Senada dengan hal tersebut, Kabid Humas Polda Metro Jaya, Kombes Budi Hermanto, memberikan klarifikasi mendalam mengenai status perkara. Ia meluruskan anggapan bahwa penyidikan telah dihentikan secara diam-diam. Budi menjelaskan bahwa secara administratif, penyidik belum pernah menerbitkan Surat Pemberitahuan Penghentian Penyidikan (SP3).
Meluruskan Miskomunikasi Internal
Salah satu poin krusial yang disoroti hakim dalam putusan ini adalah adanya indikasi miskomunikasi di internal kepolisian. Hakim menyebutkan adanya dualisme informasi: di satu sisi penyidikan diklaim masih berjalan, namun di sisi lain sempat muncul pernyataan bahwa berkas dan barang bukti telah diserahkan ke Puspom TNI. Informasi yang simpang siur ini dinilai telah memicu kebingungan di tengah masyarakat, terutama bagi korban yang merasa kasusnya digantung.
Meski hakim menolak dalil pemohon mengenai adanya penundaan penyidikan yang berlarut-larut (undue delay), pengadilan tetap menekankan pentingnya transparansi dan keberlanjutan proses hukum. Berdasarkan analisis dari saksi ahli dan rekaman 34 titik CCTV, diduga kuat ada sekitar 16 orang yang terlibat dalam aksi penyiraman air keras yang keji tersebut.

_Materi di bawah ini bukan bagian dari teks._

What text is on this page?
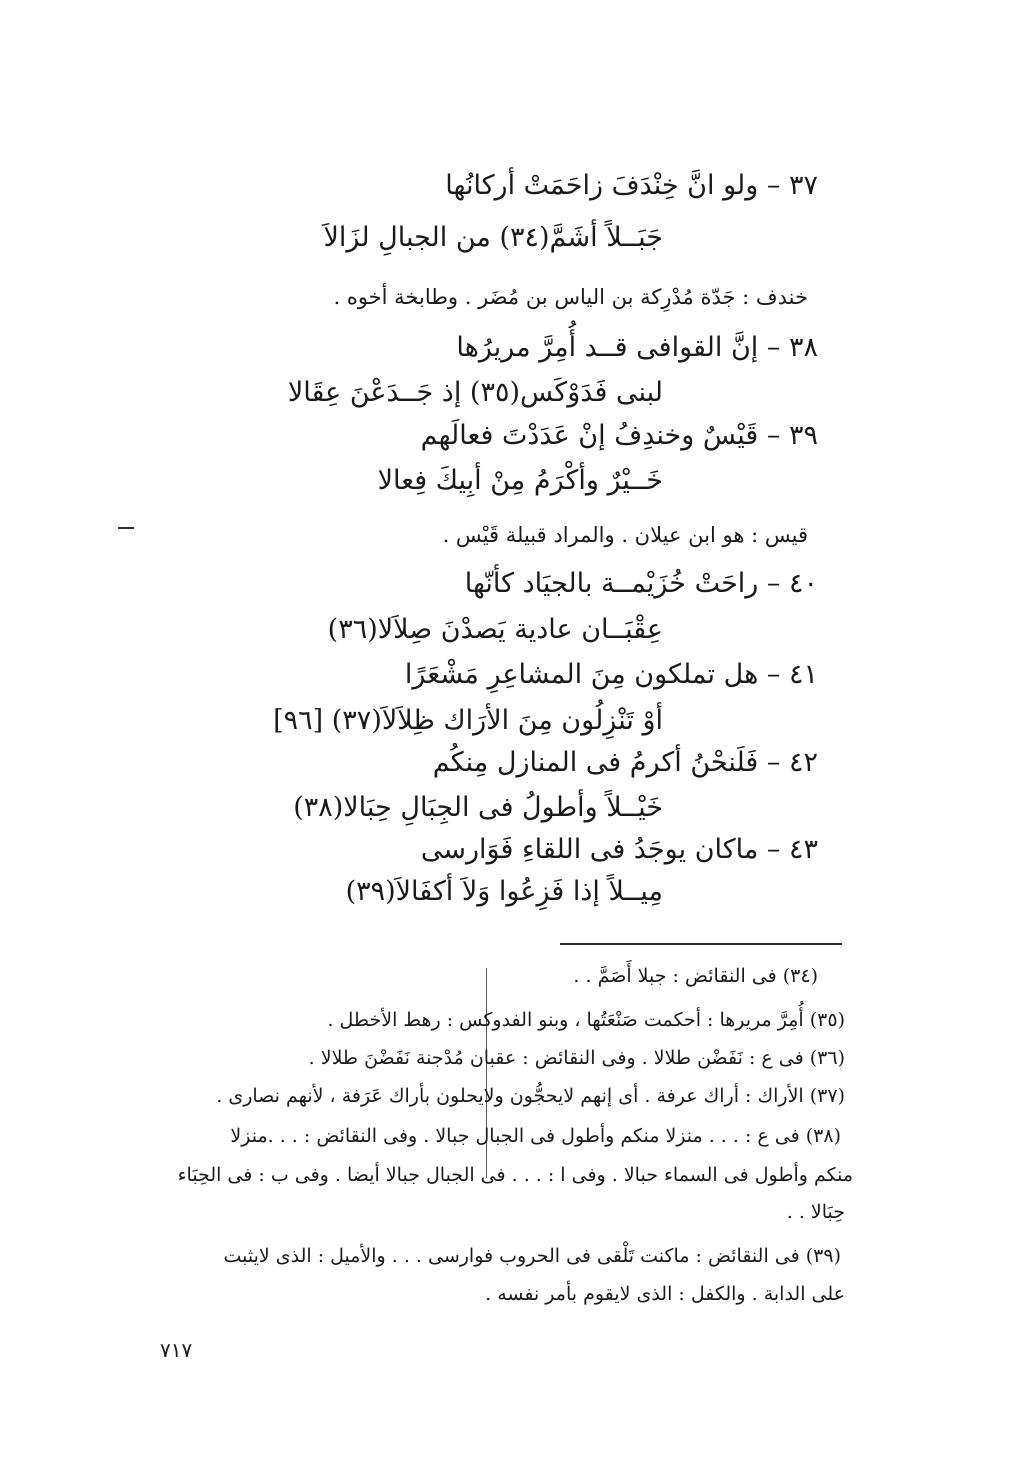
٣٧ – ولو انَّ خِنْدَفَ زاحَمَتْ أركانُها
جَبَــلاً أشَمَّ(٣٤) من الجبالِ لزَالاَ
خندف : جَدّة مُدْرِكة بن الياس بن مُضَر . وطابخة أخوه .
٣٨ – إنَّ القوافى قــد أُمِرَّ مريرُها
لبنى فَدَوْكَس(٣٥) إذ جَــدَعْنَ عِقَالا
٣٩ – قَيْسٌ وخندِفُ إنْ عَدَدْتَ فعالَهم
خَــيْرٌ وأكْرَمُ مِنْ أبِيكَ فِعالا
قيس : هو ابن عيلان . والمراد قبيلة قَيْس .
٤٠ – راحَتْ خُزَيْمــة بالجيَاد كأنّها
عِقْبَــان عادية يَصدْنَ صِلاَلا(٣٦)
٤١ – هل تملكون مِنَ المشاعِرِ مَشْعَرًا
أوْ تَنْزِلُون مِنَ الأرَاك ظِلاَلاَ(٣٧) [٩٦]
٤٢ – فَلَنحْنُ أكرمُ فى المنازل مِنكُم
خَيْــلاً وأطولُ فى الجِبَالِ حِبَالا(٣٨)
٤٣ – ماكان يوجَدُ فى اللقاءِ فَوَارسى
مِيــلاً إذا فَزِعُوا وَلاَ أكفَالاَ(٣٩)
(٣٤) فى النقائض : جبلا أَصَمَّ . .
(٣٥) أُمِرَّ مريرها : أحكمت صَنْعَتُها ، وبنو الفدوكس : رهط الأخطل .
(٣٦) فى ع : نَفَضْن طلالا . وفى النقائض : عقبان مُدْجنة نَفَضْنَ طلالا .
(٣٧) الأراك : أراك عرفة . أى إنهم لايحجُّون ولايحلون بأراك عَرَفة ، لأنهم نصارى .
(٣٨) فى ع : . . . منزلا منكم وأطول فى الجبال جبالا . وفى النقائض : . . .منزلا
منكم وأطول فى السماء حبالا . وفى ا : . . . فى الجبال جبالا أيضا . وفى ب : فى الحِبَاء
حِبَالا . .
(٣٩) فى النقائض : ماكنت تَلْقى فى الحروب فوارسى . . . والأميل : الذى لايثبت
على الدابة . والكفل : الذى لايقوم بأمر نفسه .
٧١٧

Jejak Kasus dan Proses di Pengadilan Militer
Sebagai informasi tambahan bagi pembaca berita kriminal, kasus ini awalnya ditangani oleh dua instansi, yakni Polda Metro Jaya dan Bareskrim Polri, sebelum akhirnya disatukan. Di sisi lain, keadilan juga sedang diupayakan melalui jalur Pengadilan Militer Jakarta, di mana empat oknum prajurit TNI telah berstatus sebagai terdakwa, yakni Serda Edi Sudarko, Lettu Budhi Hariyanto Widhi, Kapten Nandala Dwi Prasetyo, dan Lettu Sami Lakka.

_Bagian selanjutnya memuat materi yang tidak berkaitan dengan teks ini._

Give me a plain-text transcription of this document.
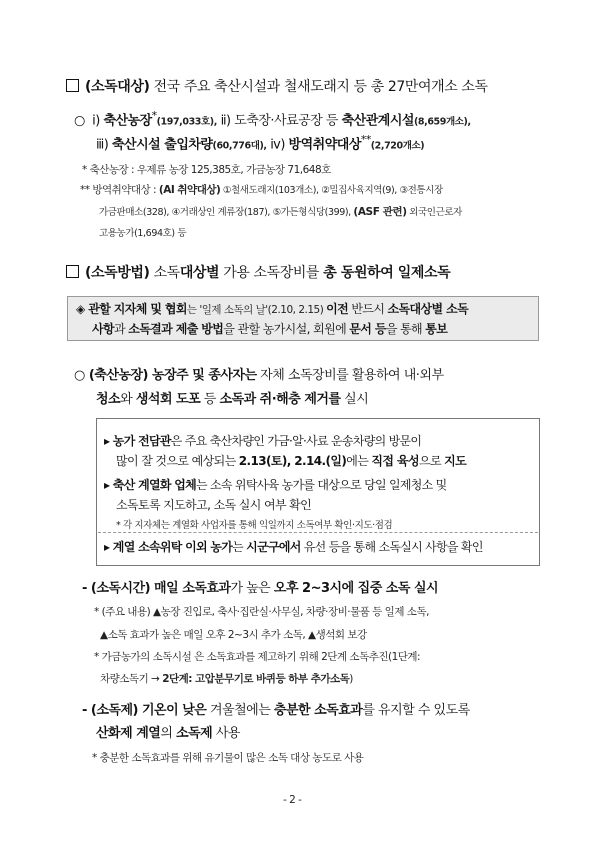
(소독대상) 전국 주요 축산시설과 철새도래지 등 총 27만여개소 소독
○ ⅰ) 축산농장*(197,033호), ⅱ) 도축장·사료공장 등 축산관계시설(8,659개소),
ⅲ) 축산시설 출입차량(60,776대), ⅳ) 방역취약대상**(2,720개소)
* 축산농장 : 우제류 농장 125,385호, 가금농장 71,648호
** 방역취약대상 : (AI 취약대상) ①철새도래지(103개소), ②밀집사육지역(9), ③전통시장
가금판매소(328), ④거래상인 계류장(187), ⑤가든형식당(399), (ASF 관련) 외국인근로자
고용농가(1,694호) 등
(소독방법) 소독대상별 가용 소독장비를 총 동원하여 일제소독
◈ 관할 지자체 및 협회는 '일제 소독의 날'(2.10, 2.15) 이전 반드시 소독대상별 소독
사항과 소독결과 제출 방법을 관할 농가시설, 회원에 문서 등을 통해 통보
○ (축산농장) 농장주 및 종사자는 자체 소독장비를 활용하여 내·외부
청소와 생석회 도포 등 소독과 쥐·해충 제거를 실시
▸ 농가 전담관은 주요 축산차량인 가금·알·사료 운송차량의 방문이
많이 잘 것으로 예상되는 2.13(토), 2.14.(일)에는 직접 육성으로 지도
▸ 축산 계열화 업체는 소속 위탁사육 농가를 대상으로 당일 일제청소 및
소독토록 지도하고, 소독 실시 여부 확인
* 각 지자체는 계열화 사업자를 통해 익일까지 소독여부 확인·지도·점검
▸ 계열 소속위탁 이외 농가는 시군구에서 유선 등을 통해 소독실시 사항을 확인
- (소독시간) 매일 소독효과가 높은 오후 2~3시에 집중 소독 실시
* (주요 내용) ▲농장 진입로, 축사·집란실·사무실, 차량·장비·물품 등 일제 소독,
▲소독 효과가 높은 매일 오후 2~3시 추가 소독, ▲생석회 보강
* 가금농가의 소독시설 은 소독효과를 제고하기 위해 2단계 소독추진(1단계:
차량소독기 → 2단계: 고압분무기로 바퀴등 하부 추가소독)
- (소독제) 기온이 낮은 겨울철에는 충분한 소독효과를 유지할 수 있도록
산화제 계열의 소독제 사용
* 충분한 소독효과를 위해 유기물이 많은 소독 대상 농도로 사용
- 2 -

Dengan adanya putusan praperadilan ini, harapan agar seluruh aktor yang terlibat—baik dari unsur sipil maupun militer—dapat diseret ke meja hijau kembali membuncah. Publik kini menanti langkah nyata dari Polda Metro Jaya untuk menuntaskan teka-teki penyiraman air keras terhadap aktivis KontraS ini secara tuntas dan transparan.